The worldHealth Organization's (WHO) definition of osteoporosis is based on the relationship between low bone mineral density (BMD) and “consequent increase in bone fragility and susceptibility to fracture.”(1) An increased risk of a new vertebral fracture in postmenopausal women is predicted by a low lumbar spine BMD,(2) an increase in age,(3) and the existence of prevalent vertebral fractures.(4, 5) Even after adjustment for age, both low baseline BMD and prevalent vertebral fractures are predictive of an increased risk of subsequent vertebral fractures.(3, 6) Baseline BMD is useful for determining if patients are candidates for therapeutic intervention(1) because it predicts the future risk of an osteoporotic fracture, the ultimate clinical outcome.

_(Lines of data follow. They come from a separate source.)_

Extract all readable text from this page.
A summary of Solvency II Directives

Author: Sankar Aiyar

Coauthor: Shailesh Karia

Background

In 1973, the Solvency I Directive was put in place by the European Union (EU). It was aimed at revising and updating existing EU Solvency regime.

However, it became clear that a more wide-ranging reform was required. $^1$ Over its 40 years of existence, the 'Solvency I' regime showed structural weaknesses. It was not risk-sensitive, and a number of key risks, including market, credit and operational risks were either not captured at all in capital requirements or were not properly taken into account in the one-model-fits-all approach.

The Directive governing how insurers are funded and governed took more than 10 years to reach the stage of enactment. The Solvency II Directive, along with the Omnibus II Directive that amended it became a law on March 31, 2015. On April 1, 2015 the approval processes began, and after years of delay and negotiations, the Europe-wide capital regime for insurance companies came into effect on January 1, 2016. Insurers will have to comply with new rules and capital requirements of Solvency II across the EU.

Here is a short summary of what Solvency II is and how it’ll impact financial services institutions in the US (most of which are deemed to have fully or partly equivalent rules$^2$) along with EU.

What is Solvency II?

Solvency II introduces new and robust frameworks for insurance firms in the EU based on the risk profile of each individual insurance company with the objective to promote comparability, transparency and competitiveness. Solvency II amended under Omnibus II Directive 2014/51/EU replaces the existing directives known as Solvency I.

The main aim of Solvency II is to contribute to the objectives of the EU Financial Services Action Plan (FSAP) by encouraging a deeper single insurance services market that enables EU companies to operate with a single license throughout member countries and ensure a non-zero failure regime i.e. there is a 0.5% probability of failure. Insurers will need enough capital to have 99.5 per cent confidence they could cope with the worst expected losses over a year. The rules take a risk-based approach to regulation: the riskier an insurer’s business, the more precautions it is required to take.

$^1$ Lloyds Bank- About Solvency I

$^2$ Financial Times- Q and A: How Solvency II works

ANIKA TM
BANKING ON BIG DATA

As the number of therapeutic choices available for prevention and treatment of osteoporosis has increased, there is a growing need to understand the relationship between treatment-induced changes in BMD and fracture risk reduction. However, it is not known how well treatment-induced changes in BMD are correlated with or are predictive of the reductions in fracture risk observed with therapy. Although increases in BMD resulting from antiresorptive therapies differ greatly in magnitude, reductions in vertebral fracture risk are quite similar. For example, in postmenopausal women without prevalent vertebral fractures, raloxifene, 60 mg/day for 3 years,(7) and alendronate, given for an average of 4.2 years,(8) increased lumbar spine BMD by 2.8% and 6.8%, respectively, compared with placebo. In these same studies, raloxifene, 60 mg/day, decreased the absolute risk of new vertebral fractures by 2.4%, and the relative risk by 55% (95% CI, 29% and 71%),(9) and alendronate decreased the absolute risk of new vertebral fractures by 1.7% and the relative risk by 44% (95% CI, 20% and 61%).(8) The relationship between changes in BMD and fracture risk may be quantitatively different for the various therapeutic agents evaluated, because these agents act to inhibit bone resorption through different mechanisms.(10)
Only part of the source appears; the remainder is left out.